Parola profetica, infine, in quanto parola utopica, che annuncia che l’impossibile può e deve diventare possibile e che, ciò che non ha luogo, può e deve avere luogo. Questa parola utopica è la parola più profonda di Stoppiglia e l’anima stessa dell’Associazione Macondo, come scrive esplicitamente l’autore in un testo del 1992 a p. 25: «Ci siamo messi sulla strada di una grande utopia, con una piccola, molto piccola organizzazione, per una grande speranza, con pochi e poverissimi strumenti, Non ci basta la solidarietà, la passione e l’affetto verso i fratelli brasiliani per allungare il passo. Vogliamo essere tra coloro che hanno sposato la debolezza, convinti che così facendo ci mettiamo dalla parte di Colui che ha scelto gli stolti per confondere i sapienti».

Critica alla critica

Per la tradizione ebraica una lode non contemperata da una critica sarebbe idolatrica e perciò falsa. Per questo mi permetto, prima di concludere, si segnalare una possibile critica alla parola profetica di Stoppiglia: la critica che la sua critica all’Occidente sembra a volte acritica ed impietosa.

Tutto ciò che Stoppiglia dice dell’Occidente è vero e non può non essere condiviso, ma l’Occidente non è solo potere e dominio, sfruttamento del Terzo mondo e violenza. È anche altro: è affermazione e scoperta della dignità del diverso, è scoperta che il barbaro non è barbaro e che ritenere barbaro il barbaro è barbarie, è istituzione del valore della persona umana sulle istituzioni e sullo stato, è logos e tekne capaci di sfamare gli affamati e asciugare le lacrime ai poveri e ai diseredati. Per questo Lévinas, un autore caro anche a Stoppiglia, non solo non si unisce al coro dei critici dell’Occidente, ma individua nel suo logos una dimensione universale e nella sua tekne una possibilità messianica con cui sfamare i poveri. Il peccato dell’Occidente non è nel suo logos e nella sua tekne bensì – come ricorda anche l’autore – nel suo «cuore», posto di fronte al bivio di usare il suo logos e la sua tekne per sfamare chi ha fame oppure per autogarantirsi e soddisfarsi narcisisticamente.

Conclusione

Nell’agosto del 1993, Stoppiglia scrive: «La domanda che mi martella è sempre la stessa e sempre più pressante. Quando inizierà una nuova umanità, dove ogni uomo sia considerato fratello di fatto. Dovrà restare questa sempre e solo utopia, oppure può diventare realtà operante?».

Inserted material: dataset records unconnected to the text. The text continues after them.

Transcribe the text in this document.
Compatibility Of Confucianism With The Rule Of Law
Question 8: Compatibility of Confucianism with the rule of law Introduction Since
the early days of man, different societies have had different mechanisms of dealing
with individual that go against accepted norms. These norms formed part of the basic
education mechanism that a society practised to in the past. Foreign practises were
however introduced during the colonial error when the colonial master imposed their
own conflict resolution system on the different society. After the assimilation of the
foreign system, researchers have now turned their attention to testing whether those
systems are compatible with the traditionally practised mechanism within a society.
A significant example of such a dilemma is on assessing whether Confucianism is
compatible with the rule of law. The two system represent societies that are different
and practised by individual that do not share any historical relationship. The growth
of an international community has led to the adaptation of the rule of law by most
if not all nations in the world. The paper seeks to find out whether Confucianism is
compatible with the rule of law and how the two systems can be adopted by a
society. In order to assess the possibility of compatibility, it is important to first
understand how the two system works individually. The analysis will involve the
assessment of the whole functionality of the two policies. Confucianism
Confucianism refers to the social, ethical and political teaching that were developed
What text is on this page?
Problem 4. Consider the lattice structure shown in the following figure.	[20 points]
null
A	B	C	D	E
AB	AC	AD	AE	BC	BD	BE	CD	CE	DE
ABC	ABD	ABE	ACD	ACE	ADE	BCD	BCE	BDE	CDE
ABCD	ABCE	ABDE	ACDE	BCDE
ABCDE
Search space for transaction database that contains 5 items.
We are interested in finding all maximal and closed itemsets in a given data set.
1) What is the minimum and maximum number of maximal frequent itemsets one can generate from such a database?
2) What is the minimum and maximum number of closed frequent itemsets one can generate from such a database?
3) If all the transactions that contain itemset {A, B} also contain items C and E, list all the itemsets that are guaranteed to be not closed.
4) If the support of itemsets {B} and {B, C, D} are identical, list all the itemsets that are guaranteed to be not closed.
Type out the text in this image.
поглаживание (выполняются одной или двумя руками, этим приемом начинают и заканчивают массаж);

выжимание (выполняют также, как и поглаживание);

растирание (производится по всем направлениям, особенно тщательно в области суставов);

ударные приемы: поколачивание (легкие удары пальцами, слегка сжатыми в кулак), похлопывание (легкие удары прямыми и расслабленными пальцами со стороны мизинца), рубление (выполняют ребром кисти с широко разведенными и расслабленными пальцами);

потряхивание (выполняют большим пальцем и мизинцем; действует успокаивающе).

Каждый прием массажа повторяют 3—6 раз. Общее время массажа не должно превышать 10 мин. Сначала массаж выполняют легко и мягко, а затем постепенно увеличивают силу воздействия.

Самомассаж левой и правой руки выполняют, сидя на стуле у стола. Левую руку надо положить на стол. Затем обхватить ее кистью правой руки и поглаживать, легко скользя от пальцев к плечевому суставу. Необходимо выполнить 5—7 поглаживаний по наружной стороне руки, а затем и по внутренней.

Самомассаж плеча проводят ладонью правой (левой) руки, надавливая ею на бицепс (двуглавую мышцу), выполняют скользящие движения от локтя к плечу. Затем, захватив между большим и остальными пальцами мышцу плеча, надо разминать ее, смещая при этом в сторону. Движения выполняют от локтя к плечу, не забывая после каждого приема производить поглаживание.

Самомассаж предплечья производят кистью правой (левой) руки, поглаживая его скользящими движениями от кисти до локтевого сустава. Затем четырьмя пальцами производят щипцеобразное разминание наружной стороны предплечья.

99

La risposta a questa domanda tormentosa e pressante non solo per l’autore ma, mi auguro, per ognuno di noi, è un midrash stupendo, ebraico, che Stoppiglia riporta a p. 93.

L’altro diventa fratello ogni qualvolta l’io – il mio io e l’io di ogni io qui presente – compiendo l’impensabile esodo da sé all’altro, e andandogli incontro a mani piene, colme di averi e di denari, ne riconosce il volto dalla cui trascendenza splende la luce che libera l’io dalle sue catene e lo salva.